On Sunday, the agressive, opinionated news program Vesti Nedeli broadcast an interview with Roldugin. Filmed at the expensively-renovated canalside palace in St. Petersburg that houses Roldugin's musical school, the cellist appeared as a role model. The 64-year-old, a blue sweater draped casually across his shoulders, suggested that his wealth had come from donations by Russian businessmen. The money, he insisted, went to buy instruments and help young Russian musicians.
He made no effort to address his alleged network of companies and shares, valued by The Guardian newspaper as worth at least $100 million. "There's nothing to catch me on here," said Roldugin. "Everything is open. I am indeed rich — rich with the talent of Russia."
Vesti Nedeli then revealed a more patriotic explanation for Roldugin's offshore network: A supposed CIA plot from 2008 to buy control of Russia's cable television network. According to the report, Russia's security services asked Russian companies and banks to transfer $1.5 billion offshore to ward off the U.S. threat and keep the assets in local hands. Though not stated outright, the program implied that Roldugin's companies had been used.
It is not clear how truthful either account is. Rodugin does buy instruments overseas — one figure at a major auction house said the market knew him as a buyer of the best.
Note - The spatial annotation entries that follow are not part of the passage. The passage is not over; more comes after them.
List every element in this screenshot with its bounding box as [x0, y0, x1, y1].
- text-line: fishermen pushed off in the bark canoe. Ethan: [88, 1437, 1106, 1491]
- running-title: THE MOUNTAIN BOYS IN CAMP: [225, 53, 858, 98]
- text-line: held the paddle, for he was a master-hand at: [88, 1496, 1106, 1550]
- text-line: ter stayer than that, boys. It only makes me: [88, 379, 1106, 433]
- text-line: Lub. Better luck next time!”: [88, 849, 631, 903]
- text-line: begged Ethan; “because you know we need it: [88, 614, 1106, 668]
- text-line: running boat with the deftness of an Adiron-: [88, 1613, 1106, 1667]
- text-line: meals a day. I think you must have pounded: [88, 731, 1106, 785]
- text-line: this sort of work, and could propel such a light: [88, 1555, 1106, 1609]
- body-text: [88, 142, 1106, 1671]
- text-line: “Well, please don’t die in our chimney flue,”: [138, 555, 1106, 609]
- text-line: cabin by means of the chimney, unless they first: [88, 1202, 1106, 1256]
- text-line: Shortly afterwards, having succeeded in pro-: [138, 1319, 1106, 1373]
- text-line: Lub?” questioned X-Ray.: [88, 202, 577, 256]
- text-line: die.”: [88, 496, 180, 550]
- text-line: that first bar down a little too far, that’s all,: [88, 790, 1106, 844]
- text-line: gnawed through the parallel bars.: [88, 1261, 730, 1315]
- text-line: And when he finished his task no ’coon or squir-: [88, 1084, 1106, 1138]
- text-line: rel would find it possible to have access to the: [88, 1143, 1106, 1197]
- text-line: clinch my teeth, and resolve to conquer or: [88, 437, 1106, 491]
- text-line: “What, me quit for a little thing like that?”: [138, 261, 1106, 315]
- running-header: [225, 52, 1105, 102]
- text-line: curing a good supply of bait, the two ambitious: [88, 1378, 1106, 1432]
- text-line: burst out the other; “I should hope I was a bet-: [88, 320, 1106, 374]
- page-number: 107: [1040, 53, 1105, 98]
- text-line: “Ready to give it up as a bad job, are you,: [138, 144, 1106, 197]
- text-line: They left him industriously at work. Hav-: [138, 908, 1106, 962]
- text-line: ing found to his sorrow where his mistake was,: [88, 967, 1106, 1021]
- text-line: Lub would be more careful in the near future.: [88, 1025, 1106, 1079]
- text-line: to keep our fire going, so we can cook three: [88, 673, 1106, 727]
Roldugin's music school receives government subsidies, and according to The Guardian, his income amounts to some $6.5 million per year.
When Russia's main cable television operator was bought in 2008, at least one offshore company registered to Roldugin was involved in the sale. Insiders told The Moscow Times the president was lobbied by businessmen and officials who appealed to the network's national security value to gain Putin's support for the deal. Any involvement of U.S. or Russian special services is unclear.
Does the truth even matter? The story's real aim is to create an atmosphere, says political analyst Vladimir Gelman. Though the Panama papers may not have seriously damaged the reputations of Putin or other well-connected Russians, the public must be primed to view any negative news about Russia through a conspiratorial lens, says Gelman. With the country in an economic slump and elections coming up later this year, this is the Kremlin's insurance strategy against any bad news to come.